Ein Teufel in Menschengestalt. Ein obdachloser Teenager, der um sein Leben kämpft. Der fünfte Fall für Carl Mørck.

 

Erwartung 

Originaltitel: Marco effekten
Autor: Jussi Adler-Olsen
Übersetzer: Hannes Thiess
Verlag: dtv
Erschienen: 10/2013
ISBN: 9783423280204
Seitenzahl: 576 Seiten


Die Grundidee der Handlung
Als Carl Mørcks Chef relativ spontan in den Ruhestand geht, sieht dieser sein meistens recht geruhsames Sonderdezernat „Q“ schon dem Rotstift zum Opfer fallen. Aber es kommt noch schlimmer: Er bekommt einen weiteren Mitarbeiter zugewiesen. Gordon scheint eher ein Spion als ein Untergebener zu sein und Carl muss ein bisschen Einsatz zeigen. Widerwillig lässt er sich daher auf einen alten Fall ein, bei dem es um einen Verschwundenen geht. Rose und Assad sind davon überzeugt, dass hier etwas nicht mit rechten Dingen zugegangen ist und beginnen im Umfeld des Mannes zu ermitteln. Im Verlauf der Ermittlungen treffen sie auf einen Jungen, der offenbar etwas über den Fall weiß, sich gleichzeitig aber immer wieder geschickt einem Zugriff entzieht. Aber Carl und seine Kollegen denken nicht daran, aufzugeben. Stück für Stück kommen sie der Wahrheit näher.

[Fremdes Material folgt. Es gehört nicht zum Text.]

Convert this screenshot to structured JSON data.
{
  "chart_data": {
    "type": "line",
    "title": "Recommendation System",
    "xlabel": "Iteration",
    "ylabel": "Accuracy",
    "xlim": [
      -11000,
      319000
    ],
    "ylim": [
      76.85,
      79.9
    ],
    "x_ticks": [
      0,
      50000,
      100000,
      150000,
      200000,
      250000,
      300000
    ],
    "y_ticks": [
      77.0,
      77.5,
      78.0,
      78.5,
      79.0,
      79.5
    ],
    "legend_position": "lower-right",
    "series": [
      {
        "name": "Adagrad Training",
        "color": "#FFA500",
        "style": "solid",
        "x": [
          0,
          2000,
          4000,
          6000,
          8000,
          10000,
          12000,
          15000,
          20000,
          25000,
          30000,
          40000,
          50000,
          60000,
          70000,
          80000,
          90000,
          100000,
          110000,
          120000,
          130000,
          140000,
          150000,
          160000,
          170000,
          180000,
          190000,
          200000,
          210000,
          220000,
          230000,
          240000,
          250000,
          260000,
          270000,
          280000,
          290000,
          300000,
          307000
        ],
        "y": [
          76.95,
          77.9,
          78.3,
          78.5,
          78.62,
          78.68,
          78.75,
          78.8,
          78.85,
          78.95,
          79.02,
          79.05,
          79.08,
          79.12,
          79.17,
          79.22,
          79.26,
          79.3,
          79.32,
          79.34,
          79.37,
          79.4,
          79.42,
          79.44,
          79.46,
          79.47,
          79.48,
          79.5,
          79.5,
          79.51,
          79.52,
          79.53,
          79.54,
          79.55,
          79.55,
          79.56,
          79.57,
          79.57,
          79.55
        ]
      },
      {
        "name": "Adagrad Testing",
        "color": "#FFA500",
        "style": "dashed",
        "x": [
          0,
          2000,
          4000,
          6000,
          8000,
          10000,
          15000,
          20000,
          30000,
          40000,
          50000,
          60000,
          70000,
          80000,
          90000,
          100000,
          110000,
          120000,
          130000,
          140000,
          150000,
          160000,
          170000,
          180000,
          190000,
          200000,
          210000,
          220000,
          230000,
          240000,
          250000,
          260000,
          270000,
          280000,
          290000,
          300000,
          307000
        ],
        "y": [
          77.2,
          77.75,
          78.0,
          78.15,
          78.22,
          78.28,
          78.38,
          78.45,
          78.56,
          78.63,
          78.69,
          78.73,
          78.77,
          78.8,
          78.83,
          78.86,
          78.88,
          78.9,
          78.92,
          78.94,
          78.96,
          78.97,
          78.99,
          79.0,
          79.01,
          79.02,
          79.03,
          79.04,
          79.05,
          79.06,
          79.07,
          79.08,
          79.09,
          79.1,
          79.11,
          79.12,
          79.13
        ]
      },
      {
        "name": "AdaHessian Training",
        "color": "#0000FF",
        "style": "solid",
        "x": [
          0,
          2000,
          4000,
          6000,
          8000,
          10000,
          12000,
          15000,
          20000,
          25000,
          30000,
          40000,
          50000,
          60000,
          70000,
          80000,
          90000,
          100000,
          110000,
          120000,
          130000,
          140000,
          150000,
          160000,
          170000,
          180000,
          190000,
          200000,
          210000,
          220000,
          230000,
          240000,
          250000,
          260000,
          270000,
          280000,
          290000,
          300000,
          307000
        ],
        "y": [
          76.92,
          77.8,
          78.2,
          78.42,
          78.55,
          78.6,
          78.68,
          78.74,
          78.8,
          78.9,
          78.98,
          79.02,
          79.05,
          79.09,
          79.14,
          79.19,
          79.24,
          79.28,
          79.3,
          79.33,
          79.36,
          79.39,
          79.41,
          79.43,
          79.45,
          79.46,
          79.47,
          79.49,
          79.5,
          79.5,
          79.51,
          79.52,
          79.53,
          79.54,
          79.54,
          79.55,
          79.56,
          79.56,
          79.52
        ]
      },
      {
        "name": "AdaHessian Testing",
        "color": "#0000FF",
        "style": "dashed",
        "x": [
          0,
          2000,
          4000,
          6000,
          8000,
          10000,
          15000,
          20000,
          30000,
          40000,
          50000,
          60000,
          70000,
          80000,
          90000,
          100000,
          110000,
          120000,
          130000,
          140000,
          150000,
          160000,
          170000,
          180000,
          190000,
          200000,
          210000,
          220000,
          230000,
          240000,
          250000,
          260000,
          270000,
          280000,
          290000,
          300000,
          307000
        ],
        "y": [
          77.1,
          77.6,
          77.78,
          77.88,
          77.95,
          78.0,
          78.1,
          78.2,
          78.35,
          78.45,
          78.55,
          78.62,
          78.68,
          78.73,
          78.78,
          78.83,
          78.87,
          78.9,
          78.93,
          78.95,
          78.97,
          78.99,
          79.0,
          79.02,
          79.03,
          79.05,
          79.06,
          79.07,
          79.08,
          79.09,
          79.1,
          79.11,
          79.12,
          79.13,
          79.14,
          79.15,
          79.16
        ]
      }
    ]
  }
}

Wieder einmal erzählt Jussi Adler-Olsen einen wahrhaft komplexen Fall, in dem er verschiedene Handlungsstränge scheinbar unabhängig voneinander entwickelt, sie dann aber rasant aufeinander zurasen lässt, bis sich am Ende alles zusammenfügt. Dabei dringt er in ein Milieu vor, über das die meisten Leser sicher kaum etwas wissen: durch Europa ziehende, straff organisierte Diebes- und Bettlerbanden. Das ist so nah an der Realität, dass einem so manches Mal beim Lesen ein Schauer den Rücken herunterläuft.


Stil und Sprache
Wie fast immer bei Jussi Adler-Olsen hat man als Leser zu Beginn keine Ahnung, worauf man sich da eigentlich einlässt. Auch dieses Mal beginnt die Handlung nicht mit Carl Mørck, sondern entführt den Leser ins ländliche Afrika und gleichzeitig ein paar Jahre zurück in die Vergangenheit. Erst etliche Seiten später steigt man in Kopenhagen ein und bekommt sofort wieder Carls vielfältige Probleme um die Ohren gehauen. Seine Exfrau nervt, seine Freundin Mona serviert ihn ab und dann ist da noch die schräge WG in seinem Haus. Ein neuer Fall passt da eigentlich nicht auch noch hinein und so kann man Carls brummige Reaktion schon vorausahnen. Jussi Adler-Olsen hat hier wieder Großes geleistet und schildert die Dinge mit so viel augenzwinkerndem Humor aus Carls Sicht, dass nicht nur der Krimi sich spannend liest, sondern auch das Drumherum unglaublichen Spaß macht.

Der dritte große Erzählstrang ist dem von Carl fast ebenbürtig und erzählt die spannende Geschichte von Marco, einem Jungen von unbekannter Nationalität, der mit einem großen, familienähnlichen Clan auf Betteltour gehen muss und das eines Tages satt hat. Er flieht vor dem Clanboss und dessen Schergen, dummerweise findet er auf der Flucht einen Toten. Wer das ist, dazu braucht man als aufmerksamer Leser keinen Tipp mehr und es ist auch schnell klar, wer den Mann ermordet hat und warum. Aber wie die Geschichte tatsächlich zusammenhängt und wie es Carl und seinem Team gelingt, alles doch noch aufzuklären, das ist das wirklich Spannende an diesem fünften Fall.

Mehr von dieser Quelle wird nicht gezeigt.